Cuando dejé la escuela de Vidors, mi tío me consiguió un empleo en la justicia. Era un destino natural para quienes conseguíamos el título; otros terminaban como bibliotecarios o como escribas privados de las últimas familias ilustres. Empecé a viajar con mi caja por juzgados y oficinas del gobierno. Era una época que gustaba de lo frágil y lo inútil: ya no volveré a vivir nada parecido. A un condenado a muerte, cuya sentencia me habían encargado poner sobre el papel, le mostraron antes de subir al patíbulo el manuscrito poblado de arabescos y sellos de lacre y dijo: díganle al calígrafo que agradezco el haber convertido mis crímenes en algo tan bello; mataría a diez hombres más, con tal de que vuelva a trazar algo semejante. No conocí, en mi vida, elogio mayor.

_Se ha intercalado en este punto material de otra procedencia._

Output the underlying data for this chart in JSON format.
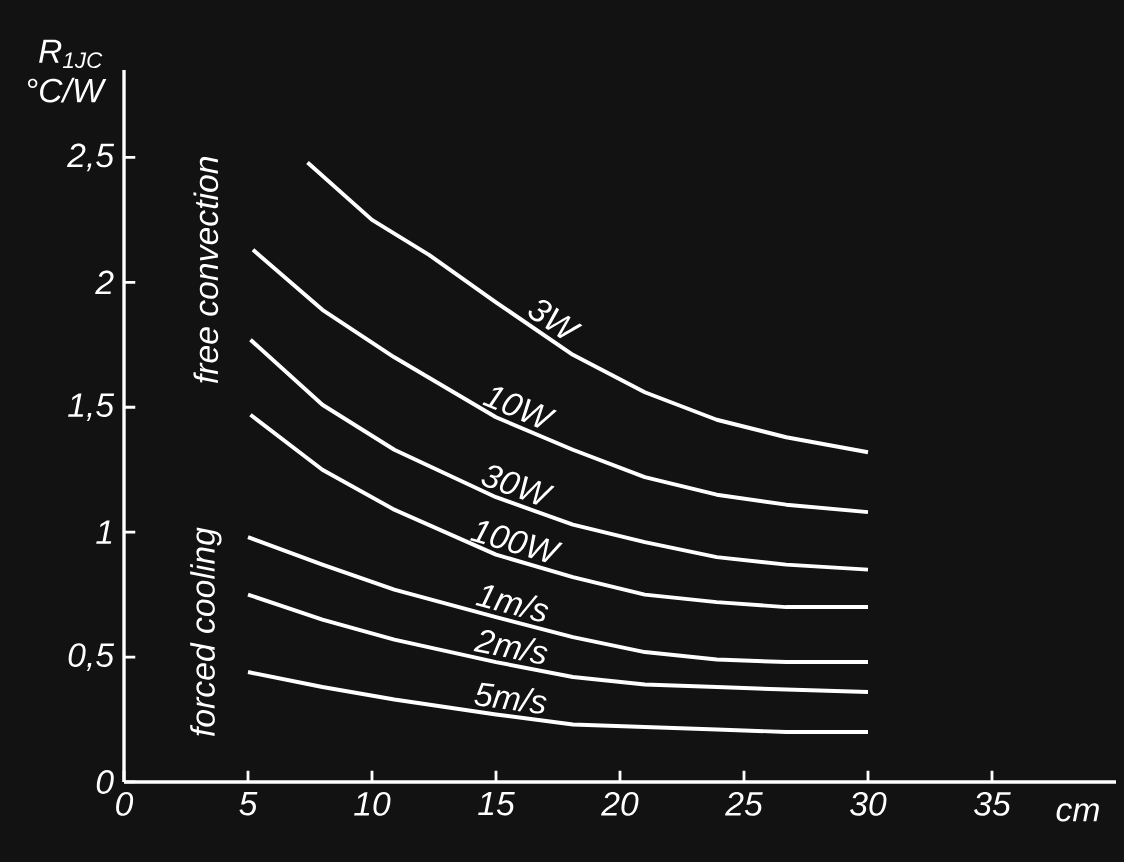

En mi habitación los frascos se mezclaban: la tinta del calamar, el veneno del escorpión, la solución de azufre, las hojas de roble y las cabezas de los lagartos. También había probado con tintas invisibles, a partir de las indicaciones de un ejemplar de De occulta caligraphia que me había vendido un librero de la Rue Admont y que estaba prohibido en la escuela de Vidors. El libro prometía tintas del color ausente del agua que se hacían visibles ante el contacto con la sangre o al ser frotadas con nieve o expuestas largas horas a la luz de una luna sin nubes. Otras recorrían el camino contrario, y del negro pasaban al gris y luego a la nada.
Mi carrera como calígrafo legal se terminó cuando redacté la sentencia de muerte de Catherine de Béza, convicta y confesa por el asesinato de su marido, el general de Béza. Cuando el general enfermó, su esposa mandó llamar al viejo médico que lo había atendido durante muchos años, y que, casi ciego, recetaba medicamentos que ya no se usaban y firmaba certificados de defunción sin mirar ni preguntar. Pero esa misma mañana el viejo doctor despertó con fiebre y envió en su reemplazo a un médico joven que tenía bajo su protección. Cuando llegó el doctor, el general ya había muerto. Unos pocos minutos le bastaron para rechazar la causa natural: miró con una lupa holandesa las uñas del cadáver y encontró restos de arsénico.
La señora de Béza fue juzgada y condenada. La llevaron al patíbulo, pero el verdugo debió detener la ejecución, porque el papel con la sentencia, unas horas antes atiborrado de inscripciones, ahora era un papel en blanco, apenas distraído por el rojo de los lacres.
Quisieron acusarme de conspiración; intenté disculparme de mi error con explicaciones que mezclaban la ciencia con la fatalidad pero de todos modos me enviaron a prisión por tres meses. Como algunos tomaron la desaparición de la sentencia como una señal divina, y la atribuyeron a la virtud de la acusada antes que a la torpeza del calígrafo, el tribunal cambió el patíbulo por la prisión.
Cuando salí de la cárcel fui a ver a mi tío. Esperaba dormir noche y día en una cama de verdad, sin el hedor del calabozo, los gritos y las ratas. Pero mi tío ya había preparado mi equipaje y el frío abrazo con que me recibió no celebraba mi retorno sino mi despedida.
—Estuve ofreciendo tus servicios mientras estabas en prisión. Envié a viejos conocidos una hoja con la breve lista de tus virtudes y otra con la larga lista de tus errores, para no quedar como mentiroso.
—¿Alguien respondió?
—Sólo recibí contestación del castillo de Ferney. Allí todo lo confunden y lo leen al revés; entendieron tus vicios como virtudes, y por eso te aceptaron de inmediato.